There is a risk of this history repeating. SDRs can be used in many potential ways: to support the liquidity needs of LMICs countries; to fund vaccines and other COVID-19-related expenses; to address climate change and other environmental risks, or to promote the 2030 Sustainable Development Goals.  

There are also several different ways to implement the recycling effort.  

One option is to utilize IMF’s Poverty Reduction and Growth Trust, which IMF currently uses to provide concessional financing to low-income counties. There is precedent in that PRGT has been supported by SDRs in the past and has experience financing operations in low-income countries in difficulty.

But IMF support for low-income countries often comes with problematic conditionalities such as tax increases and cuts in social expenditures. IMF itself appears to be on the brink of proposing a new trust, which would address climate change — the Resilience and Sustainability Trust. A third option, which has also been used in the past, is to allow each high-income country to decide for itself how to reallocate its SDRs to help LMICs.  

The international community should use this historic opportunity to establish an innovative strategy for recycling SDRs to LMICs. A necessary first step is to incorporate the 15 entities, besides IMF and its member states, that are authorized holders of SDRs into the reallocation process. These entities include four supranational central banks, three regional monetary authorities, and eight development institutions.

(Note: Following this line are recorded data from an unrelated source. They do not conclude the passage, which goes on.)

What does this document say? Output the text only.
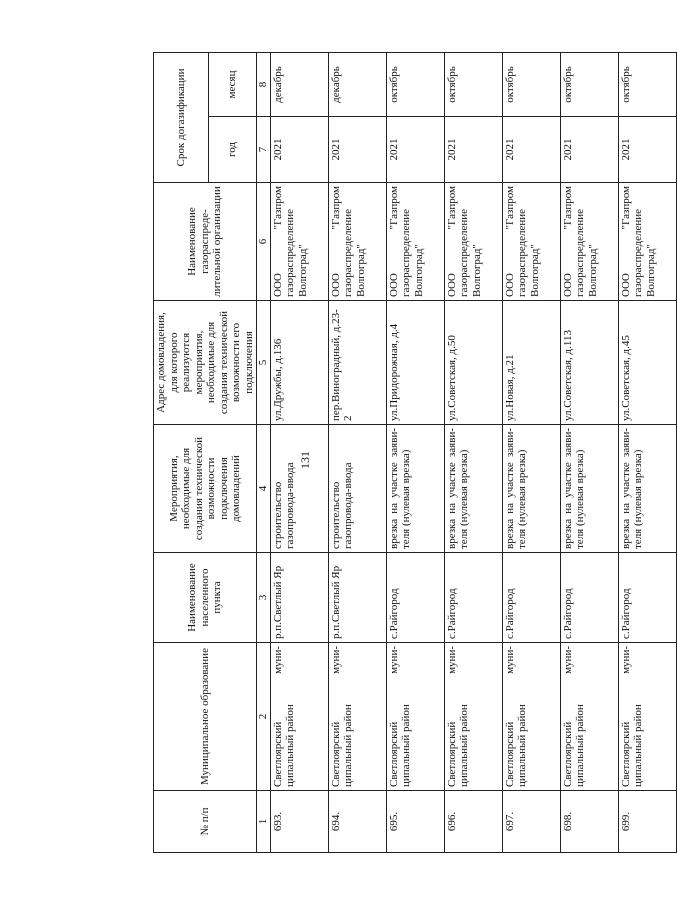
131
№ п/п	Муниципальное образование	Наименование населенного пункта	Мероприятия, необходимые для создания технической возможности подключения домовладений	Адрес домовладения, для которого реализуются мероприятия, необходимые для создания технической возможности его подключения	Наименование газораспреде-лительной организации	Срок догазификации	
						год	месяц
1	2	3	4	5	6	7	8
693.	Светлоярский муни-ципальный район	р.п.Светлый Яр	строительство газопровода-ввода	ул.Дружбы, д.136	ООО "Газпром газораспределение Волгоград"	2021	декабрь
694.	Светлоярский муни-ципальный район	р.п.Светлый Яр	строительство газопровода-ввода	пер.Виноградный, д.23-2	ООО "Газпром газораспределение Волгоград"	2021	декабрь
695.	Светлоярский муни-ципальный район	с.Райгород	врезка на участке заяви-теля (нулевая врезка)	ул.Придорожная, д.4	ООО "Газпром газораспределение Волгоград"	2021	октябрь
696.	Светлоярский муни-ципальный район	с.Райгород	врезка на участке заяви-теля (нулевая врезка)	ул.Советская, д.50	ООО "Газпром газораспределение Волгоград"	2021	октябрь
697.	Светлоярский муни-ципальный район	с.Райгород	врезка на участке заяви-теля (нулевая врезка)	ул.Новая, д.21	ООО "Газпром газораспределение Волгоград"	2021	октябрь
698.	Светлоярский муни-ципальный район	с.Райгород	врезка на участке заяви-теля (нулевая врезка)	ул.Советская, д.113	ООО "Газпром газораспределение Волгоград"	2021	октябрь
699.	Светлоярский муни-ципальный район	с.Райгород	врезка на участке заяви-теля (нулевая врезка)	ул.Советская, д.45	ООО "Газпром газораспределение Волгоград"	2021	октябрь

They should be invited to collaborate with each other to establish dedicated mechanisms to hold and distribute SDRs among the relevant states in ways that ensure the SDRs are used in compliance with the following five operating and governance principles:

  • Reallocated SDRs are made available to all LMICs who can demonstrate that they need additional liquidity, regardless of their income level.
  • High-income countries do not use the reallocations as an excuse to reduce their current aid commitments.
  • Reallocations do not result in the receiving countries incurring any financial costs beyond what is required by the SDR rules.
  • Neither IMF and the other authorized holders nor the reallocating countries attach any additional conditions to the use of the reallocated SDRs other than those arising from the current SDR rules.
  • Decision-making procedures and operational policies and practices of the mechanism should be transparent, and, as appropriate, should provide opportunities for accountability to and participation by all their stakeholders.

Finally, the international community should acknowledge that, despite its historical significance, the $650 billion allocations of SDRs does not fully meet the needs of LMICs. Consequently, it should agree that IMF will make further SDR allocations, for example, every year for the next three to five years. These new allocations should be coupled with recycling mechanisms in compliance with the above principles.  

The human, ecological, and economic health of the planet may depend on it.